Лили благодарит, выходит из машины. Выхожу и я, чтобы проводить ее до подъезда. На улице свежо, даже, пожалуй, подмораживает. Пусто. Я молча провожаю свою любимую и мучаюсь угрызениями совести. У подъезда Лили оборачивается ко мне и говорит, не очень-то выбирая выражения:

— Вот что, Ливиу… если ты воображаешь, что я поверила в весь этот театр, ты ошибаешься. Спокойной ночи!

— Лили! — умоляю я ее и тянусь, чтоб поцеловать на прощание.

— Перебьешься! — не дается она. — Капитан, а ведешь себя, как желторотый лейтенантик.

— Лили, любимая!..

— И ты хочешь, чтобы такой была вся наша жизнь? — спрашивает она меня в тысячный раз. — Чтобы ты всю дорогу должен был разрываться между мной и каким-нибудь очередным трупом?!

— А я никогда тебе и не обещал другого… Такое уж у меня ремесло.

— Покорно благодарю. Уже не раз слышала… Иди! — торопит она меня. — И действуй. — Она хотела еще что-то добавить, но не стала, резко повернулась и пропала во тьме подъезда.

Я возвращаюсь к машине. Никогда еще не было так муторно у меня на душе. Сержант это понял и молчит, будто язык проглотил. Трогаемся. Даю себе слово, что позвоню Лили еще этой ночью. Или же завтра утром пораньше заеду в магазин «Романс», где я и увидел ее впервые. Она там торгует музыкой.

2

«Дачия» останавливается у трехэтажного дома. Выхожу, Поварэ — за мной. У ворот, несмотря на поздний час, толпится с десяток зевак, обменивающихся вполголоса подробностями события. Они замолкают, когда мы проходим мимо них во двор. Старший сержант милиции объясняет нам, как пройти:

— По черной лестнице на самый верх, на мансарду!

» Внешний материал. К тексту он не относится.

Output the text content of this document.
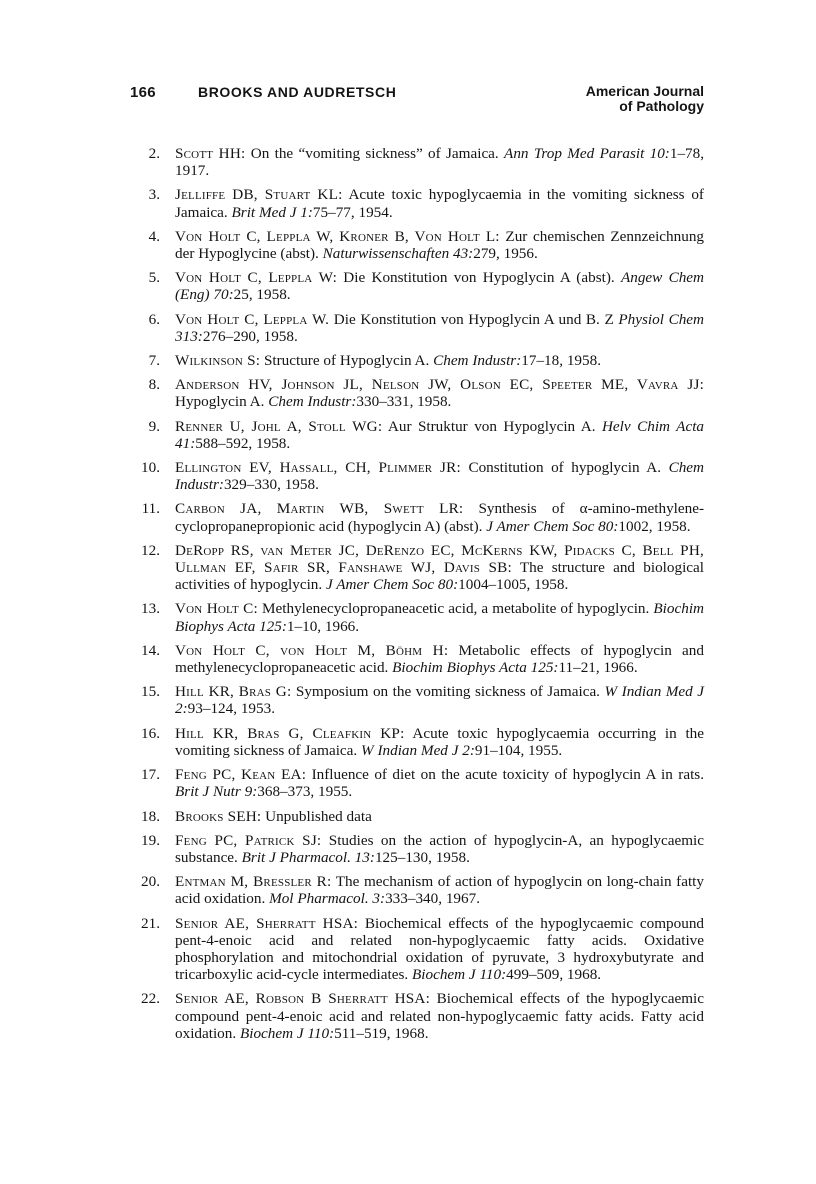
166	BROOKS AND AUDRETSCH	American Journal
of Pathology
2. Scott HH: On the “vomiting sickness” of Jamaica. Ann Trop Med Parasit 10:1–78, 1917.
3. Jelliffe DB, Stuart KL: Acute toxic hypoglycaemia in the vomiting sickness of Jamaica. Brit Med J 1:75–77, 1954.
4. Von Holt C, Leppla W, Kroner B, Von Holt L: Zur chemischen Zennzeichnung der Hypoglycine (abst). Naturwissenschaften 43:279, 1956.
5. Von Holt C, Leppla W: Die Konstitution von Hypoglycin A (abst). Angew Chem (Eng) 70:25, 1958.
6. Von Holt C, Leppla W. Die Konstitution von Hypoglycin A und B. Z Physiol Chem 313:276–290, 1958.
7. Wilkinson S: Structure of Hypoglycin A. Chem Industr:17–18, 1958.
8. Anderson HV, Johnson JL, Nelson JW, Olson EC, Speeter ME, Vavra JJ: Hypoglycin A. Chem Industr:330–331, 1958.
9. Renner U, Johl A, Stoll WG: Aur Struktur von Hypoglycin A. Helv Chim Acta 41:588–592, 1958.
10. Ellington EV, Hassall, CH, Plimmer JR: Constitution of hypoglycin A. Chem Industr:329–330, 1958.
11. Carbon JA, Martin WB, Swett LR: Synthesis of α-amino-methylene-cyclopropanepropionic acid (hypoglycin A) (abst). J Amer Chem Soc 80:1002, 1958.
12. DeRopp RS, van Meter JC, DeRenzo EC, McKerns KW, Pidacks C, Bell PH, Ullman EF, Safir SR, Fanshawe WJ, Davis SB: The structure and biological activities of hypoglycin. J Amer Chem Soc 80:1004–1005, 1958.
13. Von Holt C: Methylenecyclopropaneacetic acid, a metabolite of hypoglycin. Biochim Biophys Acta 125:1–10, 1966.
14. Von Holt C, von Holt M, Böhm H: Metabolic effects of hypoglycin and methylenecyclopropaneacetic acid. Biochim Biophys Acta 125:11–21, 1966.
15. Hill KR, Bras G: Symposium on the vomiting sickness of Jamaica. W Indian Med J 2:93–124, 1953.
16. Hill KR, Bras G, Cleafkin KP: Acute toxic hypoglycaemia occurring in the vomiting sickness of Jamaica. W Indian Med J 2:91–104, 1955.
17. Feng PC, Kean EA: Influence of diet on the acute toxicity of hypoglycin A in rats. Brit J Nutr 9:368–373, 1955.
18. Brooks SEH: Unpublished data
19. Feng PC, Patrick SJ: Studies on the action of hypoglycin-A, an hypoglycaemic substance. Brit J Pharmacol. 13:125–130, 1958.
20. Entman M, Bressler R: The mechanism of action of hypoglycin on long-chain fatty acid oxidation. Mol Pharmacol. 3:333–340, 1967.
21. Senior AE, Sherratt HSA: Biochemical effects of the hypoglycaemic compound pent-4-enoic acid and related non-hypoglycaemic fatty acids. Oxidative phosphorylation and mitochondrial oxidation of pyruvate, 3 hydroxybutyrate and tricarboxylic acid-cycle intermediates. Biochem J 110:499–509, 1968.
22. Senior AE, Robson B Sherratt HSA: Biochemical effects of the hypoglycaemic compound pent-4-enoic acid and related non-hypoglycaemic fatty acids. Fatty acid oxidation. Biochem J 110:511–519, 1968.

Обойдя дом, проходим в дверь черного хода, освещенную тусклой лампочкой. Поднимаемся по узкой, крутой лестнице.

Я иду впереди, Поварэ, тяжело дыша, торопится следом за мной. Я тоже вспотел, а вроде бы не жарко. Преодолев последние ступени, оказываемся перед закрытой дверью. Я нахожу в темноте ручку, нажимаю на нее, она поддается.

— А! Капитан Роман! — приветствует меня прокурор Бериндейс радостью, которую я отнюдь не намерен разделять. Я-то знаю, что он радуется не мне, а тому, что спихнет от себя это дело. Не впервой мы с ним сотрудничаем. Трясет мою руку, словно я его первый друг: — Я жду вас, почтеннейший, давненько жду…

Он это говорит таким тоном, будто ждет не дождется меня на какое-нибудь торжество или дружескую пирушку… Нет, черта с два я разделю его бодрое настроение. Оно меня только еще больше взвинчивает. А профессиональное чутье подсказывает, что предстоит мне дело неприятное, путаное, с которым совсем не просто будет сладить… Но это мое всегдашнее состояние, когда я приступаю к следствию. Бог его знает, когда у меня выработался этот рефлекс.

И тут я вижу его.Петля закинута за крюк, вбитый в среднюю балку потолка мансарды. Сердце мое пронзает внезапная боль, но я тут же беру себя в руки. Я знаю, что побледнел, но надеюсь, никто этого не заметил.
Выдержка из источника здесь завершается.